Ele fechou o livro e me encarou por um momento sem dizer nada. Talvez estivesse pensando na resposta ou no apelido pelo qual nunca havia sido chamado antes. Eu não conseguia chamá-lo de outro jeito.
― Quem sabe... acho que o ápice é o momento da escolha, e não a escolha em si.
― É. A escolha é sempre o pior. ― Concordei com ele. Me identifico com o desejo de pegar um trem e não deixar nada para trás, mas no fim, não importa o quanto odiemos a vida, decidir desaparecer nunca é fácil.
Aí ele me alcançou o livro, e quando eu o segurei ele não largou.
― Nós já nos conhecemos antes?
Já. Era a resposta óbvia; no entanto as palavras não saíram. Não sei por quanto tempo ficamos assim, em silêncio, ambos segurando o livro no que eu sabia que seria o contato mais próximo que teríamos. Eu estava pronto para morrer e era um desconhecido para Odasaku, mas ainda não queria que, depois, ele lembrasse de mim apenas como um esquisitão que ficou o encarando, então sorri.
― Se tivéssemos nos conhecido, você certamente não se esqueceria de mim. ― Ele piscou rápido, como se estivesse surpreso; de certo estava mesmo. Peguei o livro e acenei. Poderia até soar como um “um dia nos vemos por aí!”, mas eu não planejava vê-lo de novo – uma despedida digna de um mentiroso como eu.
― Adeus, Odasaku. ― Falei não para ele, mas para mim: meu ultimato. Não acho que ele tenha ouvido, porque eu já estava perto da saída da livraria quando disse. Não virei para ver a cara que ele fez nem ouvi se ele disse alguma coisa, porque a essa altura, palavras macias não me fariam bem algum.

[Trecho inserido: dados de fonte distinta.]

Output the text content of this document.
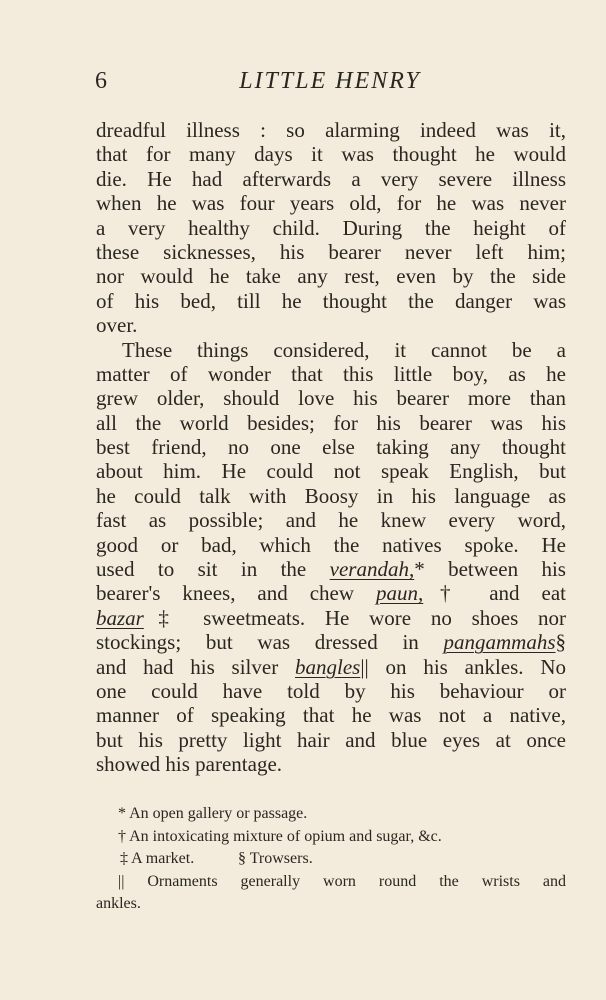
6	LITTLE HENRY
dreadful illness : so alarming indeed was it,
that for many days it was thought he would
die. He had afterwards a very severe illness
when he was four years old, for he was never
a very healthy child. During the height of
these sicknesses, his bearer never left him;
nor would he take any rest, even by the side
of his bed, till he thought the danger was
over.
These things considered, it cannot be a
matter of wonder that this little boy, as he
grew older, should love his bearer more than
all the world besides; for his bearer was his
best friend, no one else taking any thought
about him. He could not speak English, but
he could talk with Boosy in his language as
fast as possible; and he knew every word,
good or bad, which the natives spoke. He
used to sit in the verandah,* between his
bearer's knees, and chew paun,† and eat
bazar‡ sweetmeats. He wore no shoes nor
stockings; but was dressed in pangammahs§
and had his silver bangles|| on his ankles. No
one could have told by his behaviour or
manner of speaking that he was not a native,
but his pretty light hair and blue eyes at once
showed his parentage.
* An open gallery or passage.
† An intoxicating mixture of opium and sugar, &c.
‡ A market.	§ Trowsers.
|| Ornaments generally worn round the wrists and
ankles.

Então saí: as pessoas estavam banhadas de vermelho – o pôr-do-sol parecia assustador e eu o achei lindo; um dia apropriado para se cometer suicídio. A brisa portuária corria por mim, os pedestres corriam junto e também tive vontade de correr. Vinha vindo um caminhão e pensei que seria bom se ele me atingisse e me arrastasse para longe, até um lugar menos frio, porque eu já estava enjoado do frio e de viver perto do mar.
Aí o caminhão passou por mim e a vontade de ser atropelado passou também. Pensaria em alguma forma mais limpa para morrer. Até lá, me contentei em abrir o livro e ler a palavra “amigo”, escrita na letra de Odasaku. Aquele “amigo” não significava muito mais do que “desconhecido extravagante que pediu meu autógrafo”, mas foi o suficiente para que eu tivesse vontade de chorar.